- Kolorbidahdah
- Interactive map of Kolorbidahdah
- Coordinates: 12°33′33.40″S 134°14′14.28″E﻿ / ﻿12.5592778°S 134.2373000°E
- Country: Australia
- State: Northern Territory
- Region: Arnhem Land
- LGA: West Arnhem Regional Council;
- Location: 491 km (305 mi) from Darwin; 81.3 km (50.5 mi) from Maningrida;

Government
- • Territory electorate: Arafura;
- • Federal division: Lingiari;
- Time zone: UTC+9:30 (ACST)

= Kolorbidahdah =

Kolorbidahdah is a remote Aboriginal community located in West Arnhem Land, in the Northern Territory of Australia.
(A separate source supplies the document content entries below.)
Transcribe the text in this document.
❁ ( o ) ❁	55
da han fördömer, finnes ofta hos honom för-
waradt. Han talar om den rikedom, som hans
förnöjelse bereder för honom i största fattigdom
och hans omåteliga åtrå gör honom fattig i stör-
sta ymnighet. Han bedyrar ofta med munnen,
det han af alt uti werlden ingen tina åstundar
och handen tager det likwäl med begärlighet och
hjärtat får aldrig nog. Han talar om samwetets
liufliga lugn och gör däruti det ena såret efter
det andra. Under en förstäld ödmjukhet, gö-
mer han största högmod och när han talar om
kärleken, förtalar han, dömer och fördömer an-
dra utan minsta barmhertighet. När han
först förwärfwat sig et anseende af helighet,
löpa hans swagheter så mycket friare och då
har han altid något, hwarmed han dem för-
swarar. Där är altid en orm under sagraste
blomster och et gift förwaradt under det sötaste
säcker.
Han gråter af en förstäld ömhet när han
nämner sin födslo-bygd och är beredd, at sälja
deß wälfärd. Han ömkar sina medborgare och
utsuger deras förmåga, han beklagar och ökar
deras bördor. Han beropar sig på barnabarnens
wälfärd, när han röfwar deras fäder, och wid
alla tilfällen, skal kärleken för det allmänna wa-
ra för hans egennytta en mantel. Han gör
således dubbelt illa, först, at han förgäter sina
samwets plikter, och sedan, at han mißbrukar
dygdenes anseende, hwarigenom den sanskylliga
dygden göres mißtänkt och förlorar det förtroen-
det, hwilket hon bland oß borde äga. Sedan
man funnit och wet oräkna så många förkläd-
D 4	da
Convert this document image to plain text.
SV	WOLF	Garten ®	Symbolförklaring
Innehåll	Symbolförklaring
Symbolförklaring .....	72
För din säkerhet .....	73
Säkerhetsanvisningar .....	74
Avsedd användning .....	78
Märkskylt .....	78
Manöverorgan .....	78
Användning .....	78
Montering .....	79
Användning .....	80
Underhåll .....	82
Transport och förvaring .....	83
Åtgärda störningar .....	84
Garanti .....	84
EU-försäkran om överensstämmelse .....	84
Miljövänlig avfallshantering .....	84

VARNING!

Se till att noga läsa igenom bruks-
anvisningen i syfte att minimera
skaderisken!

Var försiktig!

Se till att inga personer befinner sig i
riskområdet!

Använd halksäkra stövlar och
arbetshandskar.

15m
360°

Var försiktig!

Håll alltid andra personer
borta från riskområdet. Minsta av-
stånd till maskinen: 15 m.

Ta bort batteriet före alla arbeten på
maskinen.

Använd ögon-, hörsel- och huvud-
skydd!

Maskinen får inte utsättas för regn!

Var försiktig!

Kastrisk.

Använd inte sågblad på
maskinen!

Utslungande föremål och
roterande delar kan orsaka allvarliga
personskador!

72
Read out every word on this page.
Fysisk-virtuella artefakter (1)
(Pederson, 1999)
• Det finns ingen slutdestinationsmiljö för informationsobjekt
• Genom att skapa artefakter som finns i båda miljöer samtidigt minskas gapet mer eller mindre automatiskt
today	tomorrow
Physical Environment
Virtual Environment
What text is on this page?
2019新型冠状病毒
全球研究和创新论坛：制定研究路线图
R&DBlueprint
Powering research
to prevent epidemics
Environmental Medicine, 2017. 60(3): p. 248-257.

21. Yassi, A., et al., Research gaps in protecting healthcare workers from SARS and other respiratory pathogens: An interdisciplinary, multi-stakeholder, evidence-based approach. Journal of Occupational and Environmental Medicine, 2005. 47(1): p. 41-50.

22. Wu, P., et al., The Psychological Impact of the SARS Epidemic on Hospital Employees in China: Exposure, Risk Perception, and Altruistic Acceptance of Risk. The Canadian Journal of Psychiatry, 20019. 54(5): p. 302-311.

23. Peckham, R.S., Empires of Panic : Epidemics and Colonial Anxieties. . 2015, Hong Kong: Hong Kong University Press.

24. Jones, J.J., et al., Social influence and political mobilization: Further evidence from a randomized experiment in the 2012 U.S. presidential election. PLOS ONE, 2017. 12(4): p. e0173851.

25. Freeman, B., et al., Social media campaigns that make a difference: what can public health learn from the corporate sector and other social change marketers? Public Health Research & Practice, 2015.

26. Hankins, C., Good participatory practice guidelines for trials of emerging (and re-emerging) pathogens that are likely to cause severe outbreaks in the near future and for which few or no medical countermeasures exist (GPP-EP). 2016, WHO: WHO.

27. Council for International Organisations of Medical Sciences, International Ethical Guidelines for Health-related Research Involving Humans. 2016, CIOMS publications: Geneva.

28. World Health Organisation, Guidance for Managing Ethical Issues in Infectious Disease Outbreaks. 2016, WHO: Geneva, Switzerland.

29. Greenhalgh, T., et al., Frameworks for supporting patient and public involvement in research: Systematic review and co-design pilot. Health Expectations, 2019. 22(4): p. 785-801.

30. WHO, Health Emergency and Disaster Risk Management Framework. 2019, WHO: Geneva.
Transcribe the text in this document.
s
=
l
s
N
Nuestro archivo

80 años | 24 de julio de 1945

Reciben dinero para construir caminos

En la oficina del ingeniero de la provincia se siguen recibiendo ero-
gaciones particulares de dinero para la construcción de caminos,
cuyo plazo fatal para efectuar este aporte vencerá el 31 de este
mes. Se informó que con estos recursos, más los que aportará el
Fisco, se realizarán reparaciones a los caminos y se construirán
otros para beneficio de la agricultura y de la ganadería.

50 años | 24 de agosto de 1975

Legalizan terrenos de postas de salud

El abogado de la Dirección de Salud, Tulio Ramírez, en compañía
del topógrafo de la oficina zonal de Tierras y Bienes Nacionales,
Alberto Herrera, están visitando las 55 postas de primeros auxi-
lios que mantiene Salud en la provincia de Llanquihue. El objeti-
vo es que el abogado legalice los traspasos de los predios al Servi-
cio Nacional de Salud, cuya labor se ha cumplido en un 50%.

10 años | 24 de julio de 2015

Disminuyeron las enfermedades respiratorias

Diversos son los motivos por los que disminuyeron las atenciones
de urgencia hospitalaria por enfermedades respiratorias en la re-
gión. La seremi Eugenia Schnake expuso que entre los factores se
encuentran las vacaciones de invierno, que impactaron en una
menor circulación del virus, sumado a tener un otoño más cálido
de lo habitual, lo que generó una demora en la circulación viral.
It lies approximately 81 kilometres from Maningrida and around 8 hours' drive from Darwin. It is part of the local government area of West Arnhem Regional Council and is within the Djelk Indigenous Protected Area.

== Culture ==

=== Bininj identity ===
Kolorbidahdah is part of the cultural region of the Bininj people of western Arnhem Land. The term Bininj, from the Bininj Kunwok languages, broadly means “Aboriginal person” or “man” in contrast to non-Aboriginal people who are often referred to as "Balanda". Bininj groups are often identified through the languages and dialects they speak including Kuninjku, Kune, Kundjeyhmi and others.

=== Languages ===
Language remains central to everyday life in Kolorbidahdah and many residents are multilingual. The primary language spoken is Kune. Other regional languages such as Dalabon, Rembarrnga and Kuninjku are also spoken.

== Aliases ==
Kolorbidahdah is the most common spelling for the community. Other recorded spellings include Kolobidadah, Korlorbidahdah, Korrlorbirrahda, Korlobirrahda, Korlobidahdah and Kolobidada.

== Notable people ==

=== Musicians ===

- Wildfire Manwurrk is a National Indigenous Music Awards-winning Indigenous rock band from Kolorbidahdah to play in their traditional languages of Kune, Rembarrnga and Dalabon.
- Tara Rostron is a singer, songwriter and bass guitarist for Ripple Effect Band, an all-women group based in Maningrida. The band sings in several languages of Maningrida including Ndjébbana, Kune, Burarra, Kuninjku and Na-kara languages.

=== Models ===

- Cindy Rostron is a model, social media influencer and Djelk ranger who won the Cecilia Cubillo Young Achiever Award at the National Indigenous Fashion Awards. She has appeared on the front page of several modelling publications including Vogue magazine.

=== Artists ===

- Kune, Dalabon and Rembarrnga woman Jay Jurrupula Rostron is a renowned artist, printmaker and painter. She won the Textile Design award at the 2024 National Indigenous Fashion Awards.